American baseball player (1902–1937)

Robert Emmet McCann (March 4, 1902 – April 15, 1937) was an American professional baseball player and manager. He was shortstop in Major League Baseball who appeared in seventy-one games for the Philadelphia Athletics in 1920–1921 and Boston Red Sox in 1926.

Listed at 5 ft 11 in and 150 lb, McCann batted and threw right-handed.

==Biography==
Born in Philadelphia on March 4, 1902, McCann was eighteen years old when he entered the majors in 1920 with the Athletics, thus becoming the youngest player to appear in the American League that year. In parts of three seasons with Philadelphia and Boston, he was a .227 hitter (44-for-194) with eighteen RBI in seventy-one games. In fifty-seven fielding appearances, he committed sixteen errors in two hundred and fifty-one chances for a .936 percentage.
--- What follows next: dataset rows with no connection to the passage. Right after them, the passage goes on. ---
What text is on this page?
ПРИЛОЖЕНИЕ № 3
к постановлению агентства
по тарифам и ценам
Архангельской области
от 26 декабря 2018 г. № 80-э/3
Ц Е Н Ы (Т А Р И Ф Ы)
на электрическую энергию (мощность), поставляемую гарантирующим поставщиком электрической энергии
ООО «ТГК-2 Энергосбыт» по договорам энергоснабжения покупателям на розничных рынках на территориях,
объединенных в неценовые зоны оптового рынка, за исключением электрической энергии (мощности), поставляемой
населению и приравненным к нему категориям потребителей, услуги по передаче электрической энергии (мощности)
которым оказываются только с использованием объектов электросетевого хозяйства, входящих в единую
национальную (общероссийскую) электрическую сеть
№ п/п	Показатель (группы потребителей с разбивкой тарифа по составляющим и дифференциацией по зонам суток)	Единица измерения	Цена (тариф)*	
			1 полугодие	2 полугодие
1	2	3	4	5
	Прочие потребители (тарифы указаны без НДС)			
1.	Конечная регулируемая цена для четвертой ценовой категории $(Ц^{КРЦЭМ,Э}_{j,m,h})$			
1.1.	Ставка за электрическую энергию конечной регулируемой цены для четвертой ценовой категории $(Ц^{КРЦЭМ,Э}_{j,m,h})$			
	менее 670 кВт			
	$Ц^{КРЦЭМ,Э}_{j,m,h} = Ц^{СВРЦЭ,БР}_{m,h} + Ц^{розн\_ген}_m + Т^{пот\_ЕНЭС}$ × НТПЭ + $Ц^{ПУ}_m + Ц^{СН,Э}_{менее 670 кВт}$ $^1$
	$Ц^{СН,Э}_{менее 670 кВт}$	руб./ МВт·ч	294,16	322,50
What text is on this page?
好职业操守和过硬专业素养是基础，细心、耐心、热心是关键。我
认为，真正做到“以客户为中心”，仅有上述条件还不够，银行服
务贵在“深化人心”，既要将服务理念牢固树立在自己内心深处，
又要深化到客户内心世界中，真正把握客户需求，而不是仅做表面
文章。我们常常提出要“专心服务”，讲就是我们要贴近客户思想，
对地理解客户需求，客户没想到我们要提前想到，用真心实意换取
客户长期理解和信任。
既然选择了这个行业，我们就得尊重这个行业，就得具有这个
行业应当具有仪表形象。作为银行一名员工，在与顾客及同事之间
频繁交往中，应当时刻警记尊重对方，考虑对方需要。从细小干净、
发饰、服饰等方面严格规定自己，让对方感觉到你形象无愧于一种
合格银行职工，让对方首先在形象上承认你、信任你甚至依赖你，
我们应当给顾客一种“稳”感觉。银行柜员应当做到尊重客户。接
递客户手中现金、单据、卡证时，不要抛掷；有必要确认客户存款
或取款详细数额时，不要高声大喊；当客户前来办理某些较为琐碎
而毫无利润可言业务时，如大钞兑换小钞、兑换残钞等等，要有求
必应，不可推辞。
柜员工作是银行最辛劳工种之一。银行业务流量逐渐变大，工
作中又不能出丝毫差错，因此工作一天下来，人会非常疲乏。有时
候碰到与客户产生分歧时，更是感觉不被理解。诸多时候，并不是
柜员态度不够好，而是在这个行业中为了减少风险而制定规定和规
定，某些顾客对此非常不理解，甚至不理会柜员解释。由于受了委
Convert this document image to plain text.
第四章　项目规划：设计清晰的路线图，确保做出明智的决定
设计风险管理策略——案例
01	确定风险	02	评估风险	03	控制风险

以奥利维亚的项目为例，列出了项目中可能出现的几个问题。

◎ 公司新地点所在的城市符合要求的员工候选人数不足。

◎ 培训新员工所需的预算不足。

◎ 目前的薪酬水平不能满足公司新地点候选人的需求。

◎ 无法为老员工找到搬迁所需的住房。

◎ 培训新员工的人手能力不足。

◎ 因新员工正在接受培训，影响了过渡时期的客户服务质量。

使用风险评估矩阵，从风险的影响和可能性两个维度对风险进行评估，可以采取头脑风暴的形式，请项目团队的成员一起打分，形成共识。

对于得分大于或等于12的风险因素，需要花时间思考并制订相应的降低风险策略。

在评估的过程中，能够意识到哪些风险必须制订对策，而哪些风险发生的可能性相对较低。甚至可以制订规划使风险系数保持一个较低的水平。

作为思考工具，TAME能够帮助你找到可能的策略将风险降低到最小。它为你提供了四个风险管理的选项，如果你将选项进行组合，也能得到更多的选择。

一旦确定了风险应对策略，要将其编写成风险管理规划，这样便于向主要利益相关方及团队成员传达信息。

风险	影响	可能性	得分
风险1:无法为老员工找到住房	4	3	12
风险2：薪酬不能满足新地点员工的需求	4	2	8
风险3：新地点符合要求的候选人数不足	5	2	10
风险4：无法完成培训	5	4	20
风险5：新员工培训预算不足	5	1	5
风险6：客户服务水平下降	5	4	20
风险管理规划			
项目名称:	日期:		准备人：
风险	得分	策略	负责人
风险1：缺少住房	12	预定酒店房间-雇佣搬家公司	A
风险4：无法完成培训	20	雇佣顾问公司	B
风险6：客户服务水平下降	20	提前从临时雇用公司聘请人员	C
Following his playing career, McCann managed in the American Association for the Indianapolis Indians (1931–1932) and St. Paul Saints (1933), as well as for the Little Rock Travelers of the Southern Association (1934) and Elmira Pioneers of the New York–Penn League (1935).

McCann died in his hometown of Philadelphia at the age of thirty-five from suicide by gunshot.

McCann was named for the Irish martyr Robert Emmet, thus the single "t" in his middle name, by which he was called.